The following was completed:
- Libraries and data loaded, and data reviewed to ensure data types appropriate and no major data anomalies. Data types adjusted as appropriate.
- Basic exploratory data analysis completed (graphs) to determine any obvious patterns.
- A k nearest neighbors (kNN) algorithm was used to identify similar data points within the data set, i.e., for any given customer, $k $ customers most similar to the originally identified customer. 
- The kNN algorithm was tested to compare Euclidean and Manhattan distance metrics and the effect of scaling customer data (independent variables).
- A k nearest neighbors classification algorithm was tested to predict whether customers would receive insurance benefits or not. For this model, the target was whether or not a customer received any benefits (not the number of benefits received). Original and scaled data were tested and compared with the model to determine whether scaled data resulted in a more accurate model. The number of comparable data points ($k $) were adjusted to determine the best fit. The kNN classification model was also compared to a dummy, random model. 
- A linear regression model was tested with original and scaled data to predict the number of insurance benefits received by a given customer. To do this, a class was developed that used a features matrix with a unities column, then finding the weight vector that best results in predicted number of benefits received. Predicted results and actual results were evaluated using RMSE and R2.
- Data was masked by multiplying features data with an invertible matrix, P. The obfuscated data was then recovered by an inverted P matrix to confirm it was recoverable and comparable to the original data.
- An analytical proof was developed to demonstrate that obfuscated data resulted in the same results when using a linear regression model.
- Finally, a linear regression model was used with the obfuscated data and results compared to unobfuscated data. This step complements the analytical proof above and tests practically whether obfuscated data results in differences in the linear regression model.

The following conclusions emerged:
- Scaling data resulted in meaningful differences in identifying similar data points, as well as in more accurate data modeling with a classification model. Scaled data performed the same when using linear regression based on RMSE and R2 evaluation metrics.
- Using Euclidean and Manhattan distance metrics resulted in only small differences in distances when identifying similar data points.

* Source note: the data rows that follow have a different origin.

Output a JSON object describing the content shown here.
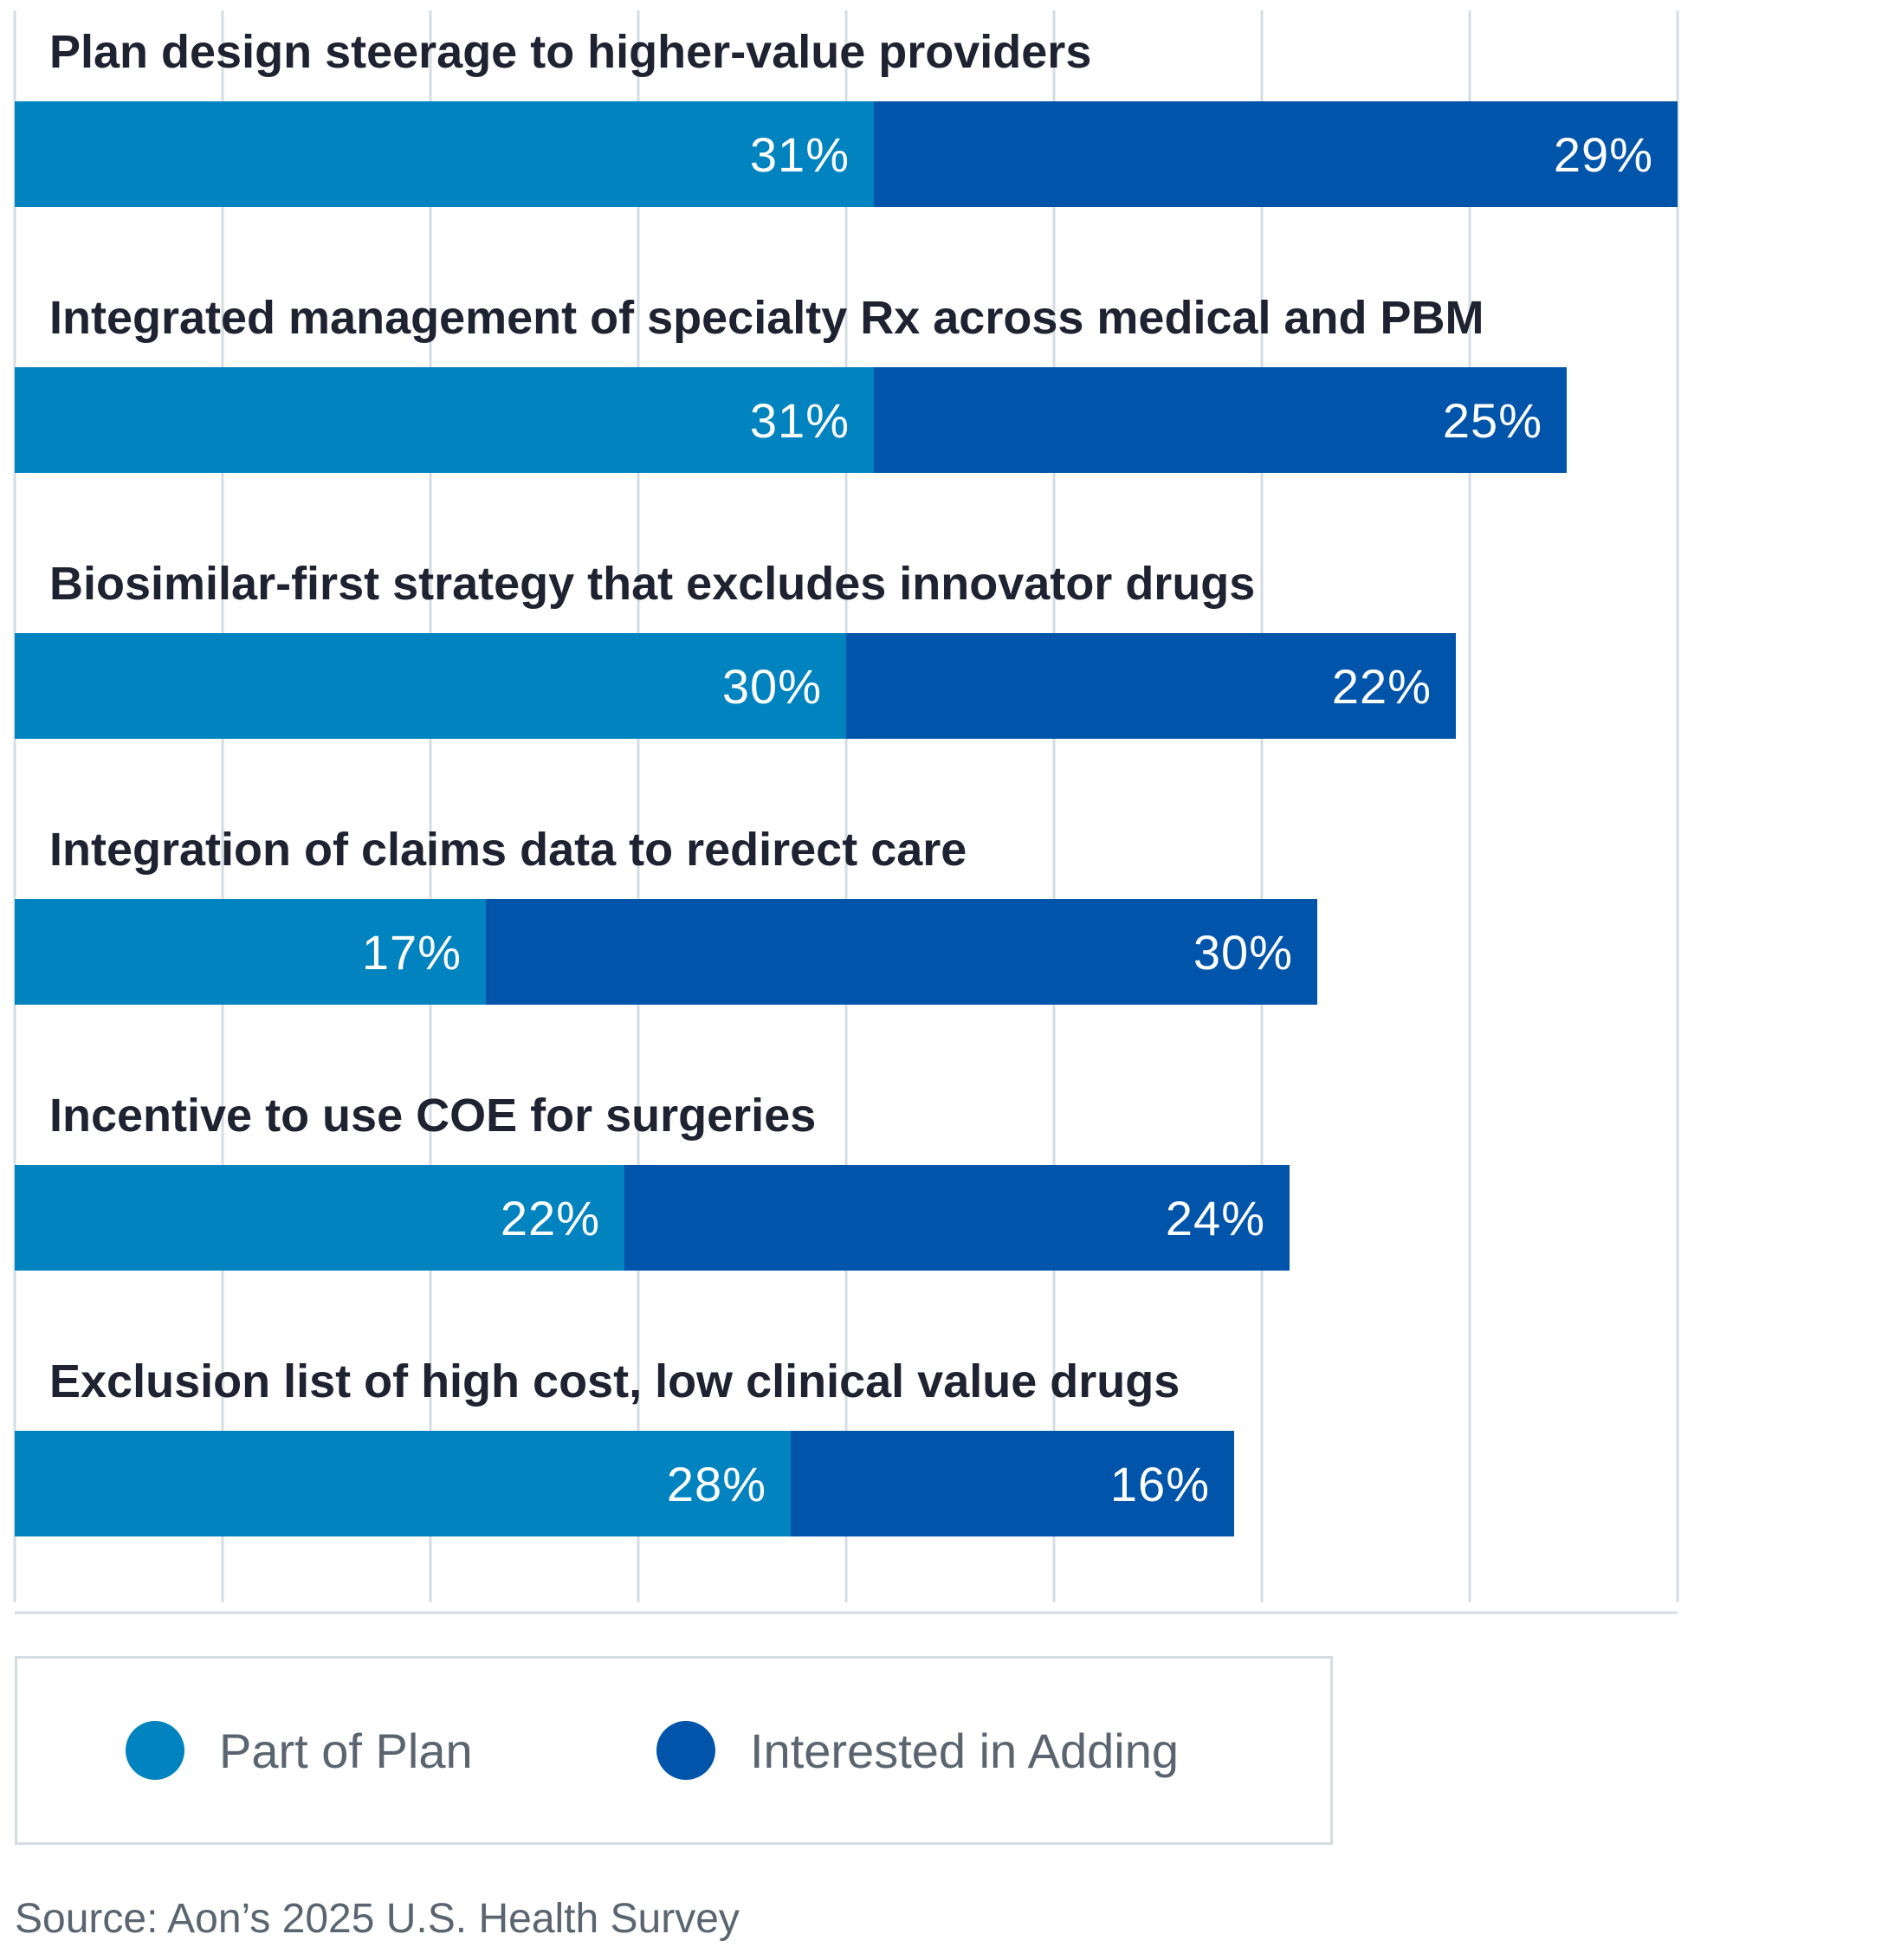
{
  "chart_data": {
    "type": "bar",
    "orientation": "horizontal",
    "stacked": true,
    "categories": [
      "Plan design steerage to higher-value providers",
      "Integrated management of specialty Rx across medical and PBM",
      "Biosimilar-first strategy that excludes innovator drugs",
      "Integration of claims data to redirect care",
      "Incentive to use COE for surgeries",
      "Exclusion list of high cost, low clinical value drugs"
    ],
    "series": [
      {
        "name": "Part of Plan",
        "values": [
          31,
          31,
          30,
          17,
          22,
          28
        ],
        "labels": [
          "31%",
          "31%",
          "30%",
          "17%",
          "22%",
          "28%"
        ]
      },
      {
        "name": "Interested in Adding",
        "values": [
          29,
          25,
          22,
          30,
          24,
          16
        ],
        "labels": [
          "29%",
          "25%",
          "22%",
          "30%",
          "24%",
          "16%"
        ]
      }
    ],
    "xlim": [
      0,
      60
    ],
    "grid": true,
    "legend": "bottom",
    "colors": {
      "part_of_plan": "#0083bf",
      "interested_in_adding": "#0055aa",
      "grid": "#d3dde3"
    }
  },
  "legend": {
    "items": [
      {
        "label": "Part of Plan",
        "color": "#0083bf"
      },
      {
        "label": "Interested in Adding",
        "color": "#0055aa"
      }
    ]
  },
  "source": "Source: Aon’s 2025 U.S. Health Survey"
}
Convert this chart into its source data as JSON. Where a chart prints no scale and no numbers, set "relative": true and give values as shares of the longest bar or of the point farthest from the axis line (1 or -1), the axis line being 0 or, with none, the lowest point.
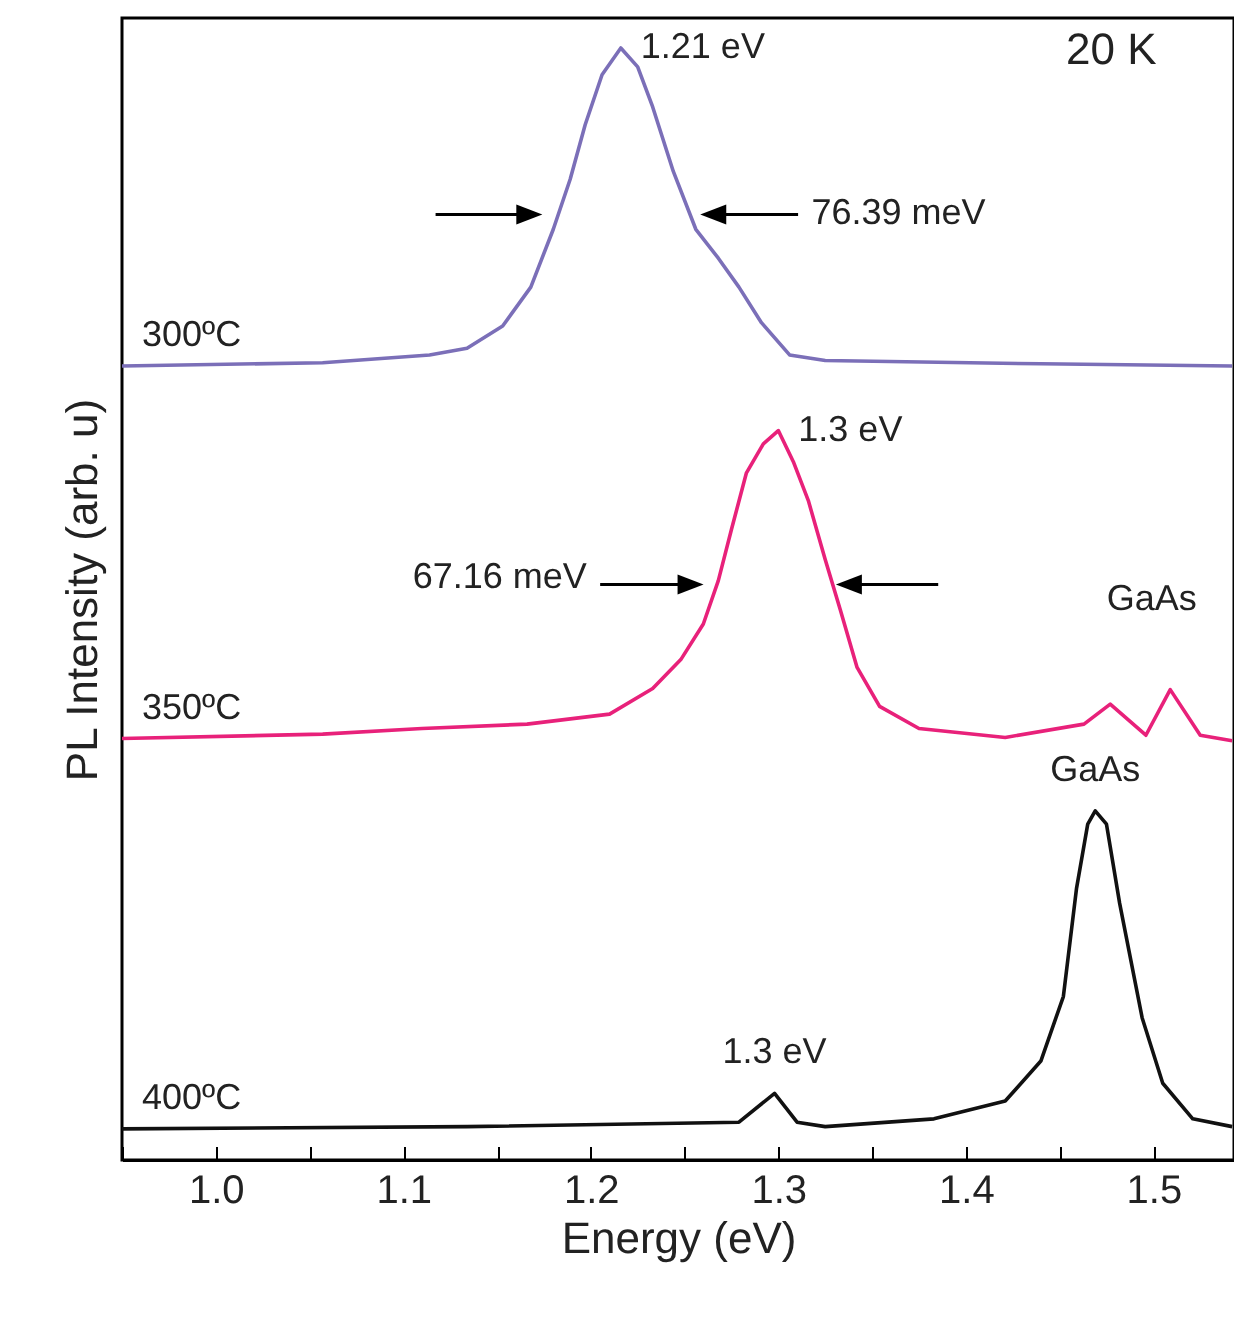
{
  "chart_data": {
    "type": "line",
    "relative": true,
    "xlabel": "Energy (eV)",
    "ylabel": "PL Intensity (arb. u)",
    "xlim": [
      0.95,
      1.543
    ],
    "xticks": [
      {
        "value": 0.95,
        "label": null
      },
      {
        "value": 1.0,
        "label": "1.0"
      },
      {
        "value": 1.05,
        "label": null
      },
      1.1,
      {
        "value": 1.15,
        "label": null
      },
      1.2,
      {
        "value": 1.25,
        "label": null
      },
      1.3,
      {
        "value": 1.35,
        "label": null
      },
      1.4,
      {
        "value": 1.45,
        "label": null
      },
      1.5
    ],
    "grid": false,
    "marker": "none",
    "line_style": "solid",
    "series": [
      {
        "name": "300ºC",
        "color": "#7b6fb8",
        "x": [
          0.95,
          1.057,
          1.114,
          1.134,
          1.153,
          1.168,
          1.18,
          1.189,
          1.197,
          1.206,
          1.216,
          1.225,
          1.233,
          1.244,
          1.256,
          1.268,
          1.279,
          1.291,
          1.306,
          1.325,
          1.44,
          1.542
        ],
        "values": [
          0.714,
          0.717,
          0.724,
          0.73,
          0.75,
          0.785,
          0.837,
          0.882,
          0.931,
          0.976,
          1.0,
          0.983,
          0.947,
          0.889,
          0.837,
          0.811,
          0.785,
          0.753,
          0.724,
          0.719,
          0.716,
          0.714
        ]
      },
      {
        "name": "350ºC",
        "color": "#e8217a",
        "x": [
          0.95,
          1.057,
          1.11,
          1.166,
          1.21,
          1.233,
          1.248,
          1.26,
          1.268,
          1.275,
          1.283,
          1.292,
          1.3,
          1.308,
          1.316,
          1.325,
          1.333,
          1.342,
          1.354,
          1.375,
          1.421,
          1.463,
          1.477,
          1.496,
          1.509,
          1.525,
          1.542
        ],
        "values": [
          0.379,
          0.383,
          0.388,
          0.392,
          0.401,
          0.424,
          0.45,
          0.482,
          0.521,
          0.567,
          0.618,
          0.644,
          0.656,
          0.628,
          0.593,
          0.54,
          0.495,
          0.443,
          0.408,
          0.388,
          0.38,
          0.392,
          0.41,
          0.382,
          0.423,
          0.382,
          0.377
        ]
      },
      {
        "name": "400ºC",
        "color": "#111111",
        "x": [
          0.95,
          1.134,
          1.279,
          1.298,
          1.31,
          1.325,
          1.383,
          1.421,
          1.44,
          1.452,
          1.459,
          1.465,
          1.469,
          1.475,
          1.482,
          1.494,
          1.505,
          1.521,
          1.542
        ],
        "values": [
          0.028,
          0.03,
          0.034,
          0.06,
          0.034,
          0.03,
          0.037,
          0.053,
          0.089,
          0.147,
          0.244,
          0.302,
          0.314,
          0.302,
          0.231,
          0.128,
          0.069,
          0.037,
          0.03
        ]
      }
    ],
    "annotations": [
      {
        "text": "1.21 eV",
        "x": 1.216,
        "y": 1.0
      },
      "20 K",
      "76.39 meV",
      {
        "text": "1.3 eV",
        "x": 1.3,
        "y": 0.656
      },
      "67.16 meV",
      "GaAs",
      {
        "text": "GaAs",
        "x": 1.469,
        "y": 0.314
      },
      {
        "text": "1.3 eV",
        "x": 1.298,
        "y": 0.06
      }
    ]
  }
}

- The kNN classification model had strong results with scaled data, with the best results for k=1 (F1 score = 0.97). The kNN model performed better overall than the random model for which the highest F1 score was 0.20 based on performance testing.
- The kNN Linear Regression model had modest results (RMSE = 0.34, R2 = 0.66), with no differences in evaluation metrics results for scaled vs. unscaled data. 
- Obfuscated data masked identifiable data, such as income level or age, and was recoverable using an inverted version of the P matrix that was initially used to transform the data. Recovered data was slightly different than original data, but not significantly (i.e., differences were within tolerance values). 
- Using linear algebra and matrix properties, it was proved that obfuscated data will not affect linear regression model accuracy as compared to unobfuscated data.
- The final linear regression model testing futher demonstrated that obfuscating data does not hinder the accuracy of the model. RMSE and R2 results were the same for both unobfuscated and obfuscated results (RMSE = 0.34, R2 = 0.66).

Based on the full project, it is determined that a linear classification model will accurately predict whether a given insurance customer will receive any insurance benefits, particularly if using scaled features data (independent variables data). Furthermore, a regression model will result in being able to accurately predict the number of benefits a customer will receive based on independent variables (gender, age, income, number of family members). Using obfuscated data protects clients' data without compromising model results.